For this reason, it is important to be able to recognize the signs and symptoms of cardiac tamponade before it is too late. The most common test for its diagnosis is known as Beck’s Triad, named after the American surgeon Claude Beck, who developed the concept. It consists of examining the patient to find three key anomalies: jugular venous dilation, low pulse pressure, and diminished (or even absent) heart sounds upon examining the heart.
In a healthy person, the cardiovascular system functions in this way: non-oxygenated blood circulates through the veins (the major ones being the superior and inferior vena cava) to the heart. It enters into the right atrium where it is pumped through thee tricuspid valve and arrives at the right ventricle. It then passes through the pulmonary valve to the pulmonary artery, arriving at the lungs to obtain oxygen. It returns to the heart through the pulmonary vein and enters in the left atrium. It passes through the mitral valve (also known as the bicuspid valve) and ends up in the left ventricle. Finally, it is pumped through the aortic valve, circulating at a rapid speed to provide oxygenated blood to the entire body. This cycle repeats, starting again in the right atrium.

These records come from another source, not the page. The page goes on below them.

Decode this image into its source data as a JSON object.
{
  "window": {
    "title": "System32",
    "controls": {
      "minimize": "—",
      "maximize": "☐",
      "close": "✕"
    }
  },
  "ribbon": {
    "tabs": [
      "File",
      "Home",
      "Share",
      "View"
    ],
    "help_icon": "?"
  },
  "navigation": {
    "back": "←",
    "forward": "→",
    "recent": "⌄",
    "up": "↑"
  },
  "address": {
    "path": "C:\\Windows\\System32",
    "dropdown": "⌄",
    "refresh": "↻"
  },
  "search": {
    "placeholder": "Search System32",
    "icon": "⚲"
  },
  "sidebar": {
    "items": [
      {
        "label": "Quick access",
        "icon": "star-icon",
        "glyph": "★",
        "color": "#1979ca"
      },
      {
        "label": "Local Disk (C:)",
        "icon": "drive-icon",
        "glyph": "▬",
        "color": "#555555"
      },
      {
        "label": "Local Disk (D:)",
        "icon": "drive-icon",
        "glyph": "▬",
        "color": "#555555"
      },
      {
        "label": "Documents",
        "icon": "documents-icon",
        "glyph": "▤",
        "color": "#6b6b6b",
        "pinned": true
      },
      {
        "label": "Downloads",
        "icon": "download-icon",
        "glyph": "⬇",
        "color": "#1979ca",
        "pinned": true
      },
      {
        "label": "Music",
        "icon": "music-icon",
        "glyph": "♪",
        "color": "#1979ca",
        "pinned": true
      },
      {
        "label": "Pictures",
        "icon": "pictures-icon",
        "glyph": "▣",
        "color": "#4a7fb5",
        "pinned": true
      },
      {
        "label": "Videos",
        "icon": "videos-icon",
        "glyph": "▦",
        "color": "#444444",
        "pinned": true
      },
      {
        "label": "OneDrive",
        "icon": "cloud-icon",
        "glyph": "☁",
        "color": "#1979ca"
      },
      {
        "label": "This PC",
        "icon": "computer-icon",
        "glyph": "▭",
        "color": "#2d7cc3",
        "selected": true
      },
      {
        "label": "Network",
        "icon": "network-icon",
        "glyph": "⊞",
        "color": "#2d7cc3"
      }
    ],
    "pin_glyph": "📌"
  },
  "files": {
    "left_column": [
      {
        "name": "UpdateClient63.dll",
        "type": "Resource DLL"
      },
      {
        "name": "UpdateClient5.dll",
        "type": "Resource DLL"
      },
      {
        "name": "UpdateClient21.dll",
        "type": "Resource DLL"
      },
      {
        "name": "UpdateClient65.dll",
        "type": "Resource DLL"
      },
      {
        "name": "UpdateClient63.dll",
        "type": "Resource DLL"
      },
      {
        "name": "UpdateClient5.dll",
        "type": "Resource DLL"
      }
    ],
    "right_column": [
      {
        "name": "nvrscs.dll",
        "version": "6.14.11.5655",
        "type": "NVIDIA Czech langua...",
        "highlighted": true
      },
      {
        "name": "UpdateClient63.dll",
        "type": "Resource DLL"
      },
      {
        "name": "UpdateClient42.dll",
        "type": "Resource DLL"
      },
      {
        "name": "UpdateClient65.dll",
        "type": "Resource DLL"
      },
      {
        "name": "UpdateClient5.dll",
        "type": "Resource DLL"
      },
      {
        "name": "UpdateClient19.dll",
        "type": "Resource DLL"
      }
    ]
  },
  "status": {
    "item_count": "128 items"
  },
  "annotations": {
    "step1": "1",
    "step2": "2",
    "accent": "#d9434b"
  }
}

In patients with heart disease, such as cardiac insufficiency, there is a problem with the heart’s ability to circulate blood sufficiently, and for that reason, the entire cardiovascular system slows down. This detriment causes the jugular veins to dilate, since the blood is not able to pass into the right atrium due to the resistance caused by the heart’s weakness.
In the case of cardiac tamponade, the fluids inside the pericardium compress the heart and this generates the same problem with bloodflow through the body, and it is for this reason that jugular venous distention can be considered a sign of cardiac tamponade.
Pulse pressure is calculated by subtracting the diastolic pressure from the systolic pressure. For example, if a person has a blood pressure of 120/80 mmHg, his or her pulse pressure would be forty (which is a normal and healthy blood pressure). The descent of this number means that the systolic and diastolic pressures are approaching each other, meaning that cardiac output (the amount of blood that the heart pumps in one beat) has diminished. Low pulse pressure, then, can also be a good indicator of cardiac tamponade.